This is not your typical waterfall.
Before you can see Iguazu Falls, on the border of Argentina and Brazil, you'll hear it.
Even Niagara Falls can’t compete with the awesome power of Iguazu, where more than a million visitors per year arrive to see Mother Nature at work. Anyone who has been can tell you it's unlike any other waterfall on Earth.
At 262 feet high, Iguazu is the tallest of the waterfalls in the area known as the “Devil’s Throat” — a name that should give you a clue as to how amazing it is. The entire area has 275 cataract waterfalls that span an area as wide as 1.6 miles, depending on the season.
Iguazu Falls are taller than Niagara's, and wider than the towering Victoria Falls in Zimbabwe.
About 1.5 million liters of water flows through the falls every second, and depending on the time of the year, the rate of water flow can be as much as 13 million liters per second. That’s enough to fill five Olympic swimming pools, according to CNN.

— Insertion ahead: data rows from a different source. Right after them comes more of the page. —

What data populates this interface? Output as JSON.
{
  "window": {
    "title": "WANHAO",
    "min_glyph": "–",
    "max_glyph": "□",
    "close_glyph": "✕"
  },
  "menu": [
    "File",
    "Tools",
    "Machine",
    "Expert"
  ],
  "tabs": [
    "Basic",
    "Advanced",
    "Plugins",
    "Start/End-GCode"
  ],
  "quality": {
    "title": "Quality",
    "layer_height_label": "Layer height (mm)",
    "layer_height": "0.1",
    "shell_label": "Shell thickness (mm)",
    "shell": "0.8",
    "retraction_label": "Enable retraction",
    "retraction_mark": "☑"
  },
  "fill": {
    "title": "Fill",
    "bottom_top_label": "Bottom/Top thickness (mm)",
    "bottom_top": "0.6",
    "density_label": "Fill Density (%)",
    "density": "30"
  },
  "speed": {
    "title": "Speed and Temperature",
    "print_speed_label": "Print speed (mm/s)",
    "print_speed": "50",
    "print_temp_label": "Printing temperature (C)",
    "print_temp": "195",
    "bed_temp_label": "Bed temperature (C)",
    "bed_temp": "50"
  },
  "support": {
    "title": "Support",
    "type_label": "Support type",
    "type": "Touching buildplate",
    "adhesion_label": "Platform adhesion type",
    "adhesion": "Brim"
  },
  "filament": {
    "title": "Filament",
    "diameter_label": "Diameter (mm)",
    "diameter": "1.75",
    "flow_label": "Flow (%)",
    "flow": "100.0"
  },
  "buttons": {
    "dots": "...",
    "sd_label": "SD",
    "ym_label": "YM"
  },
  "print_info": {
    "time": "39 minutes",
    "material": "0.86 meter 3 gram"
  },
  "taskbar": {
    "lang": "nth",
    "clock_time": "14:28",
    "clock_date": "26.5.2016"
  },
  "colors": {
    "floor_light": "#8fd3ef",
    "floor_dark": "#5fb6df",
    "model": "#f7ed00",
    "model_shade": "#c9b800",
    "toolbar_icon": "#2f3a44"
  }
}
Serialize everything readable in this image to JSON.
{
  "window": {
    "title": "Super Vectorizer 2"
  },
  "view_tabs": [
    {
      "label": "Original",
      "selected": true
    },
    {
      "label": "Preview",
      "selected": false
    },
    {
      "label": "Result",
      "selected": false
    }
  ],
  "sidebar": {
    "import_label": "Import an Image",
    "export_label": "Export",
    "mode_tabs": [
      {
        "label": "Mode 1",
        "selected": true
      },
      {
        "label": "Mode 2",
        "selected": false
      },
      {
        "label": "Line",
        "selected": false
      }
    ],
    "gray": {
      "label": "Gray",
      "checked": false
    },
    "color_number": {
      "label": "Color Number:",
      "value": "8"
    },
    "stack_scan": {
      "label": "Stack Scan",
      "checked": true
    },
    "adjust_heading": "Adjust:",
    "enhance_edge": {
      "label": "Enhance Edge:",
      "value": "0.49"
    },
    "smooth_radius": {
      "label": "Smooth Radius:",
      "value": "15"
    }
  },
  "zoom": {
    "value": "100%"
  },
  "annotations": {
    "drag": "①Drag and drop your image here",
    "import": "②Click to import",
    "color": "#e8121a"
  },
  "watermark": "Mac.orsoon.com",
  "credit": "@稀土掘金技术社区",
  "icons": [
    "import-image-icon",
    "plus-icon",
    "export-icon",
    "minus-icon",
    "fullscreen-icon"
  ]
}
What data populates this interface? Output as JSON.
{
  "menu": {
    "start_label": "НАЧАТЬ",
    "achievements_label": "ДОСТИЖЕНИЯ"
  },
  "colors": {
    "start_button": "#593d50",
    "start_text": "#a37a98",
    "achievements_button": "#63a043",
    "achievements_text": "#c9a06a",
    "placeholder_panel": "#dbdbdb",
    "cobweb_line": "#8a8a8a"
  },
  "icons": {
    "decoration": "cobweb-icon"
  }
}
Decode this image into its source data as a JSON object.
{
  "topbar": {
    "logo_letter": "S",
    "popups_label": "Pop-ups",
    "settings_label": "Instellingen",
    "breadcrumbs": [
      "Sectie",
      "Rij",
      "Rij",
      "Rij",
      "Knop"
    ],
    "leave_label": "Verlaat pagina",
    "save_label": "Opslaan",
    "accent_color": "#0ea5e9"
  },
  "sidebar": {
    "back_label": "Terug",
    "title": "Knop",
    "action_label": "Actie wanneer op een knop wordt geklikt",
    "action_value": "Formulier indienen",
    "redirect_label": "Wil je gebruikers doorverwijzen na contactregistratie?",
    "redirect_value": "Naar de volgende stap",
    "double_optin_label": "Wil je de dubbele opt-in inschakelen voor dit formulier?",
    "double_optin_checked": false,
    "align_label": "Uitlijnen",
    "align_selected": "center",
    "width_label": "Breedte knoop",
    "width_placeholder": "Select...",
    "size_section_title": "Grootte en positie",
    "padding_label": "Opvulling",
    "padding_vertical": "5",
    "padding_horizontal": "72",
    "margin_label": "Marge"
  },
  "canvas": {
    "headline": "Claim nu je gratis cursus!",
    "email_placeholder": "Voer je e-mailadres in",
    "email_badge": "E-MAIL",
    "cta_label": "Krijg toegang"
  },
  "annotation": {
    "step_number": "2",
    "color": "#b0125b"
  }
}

As if panoramic views of the falls were not enough, there are pasarelas, or walkways, that take you out to the edge of, on top of, behind, and below the falls.
Even though the falls are remote, they are relatively easy to get to: Travelers can fly from Buenos Aires to Puerto Iguazu, or from Rio de Janeiro to Foz de Iguacu. There are also buses that are very reasonably priced, although it's a long drive at about 18 hours from Buenos Aires. (Book the Super Cama if you're taking the bus.)
There are hotels on both the Brazilian and the Argentinian side, and both are about seven miles away from the falls. There are also transfers between the two countries to get the two distinct views of the falls (but be sure to check visa requirements before you go).
This definitely needs to be on your list of places to go before you die.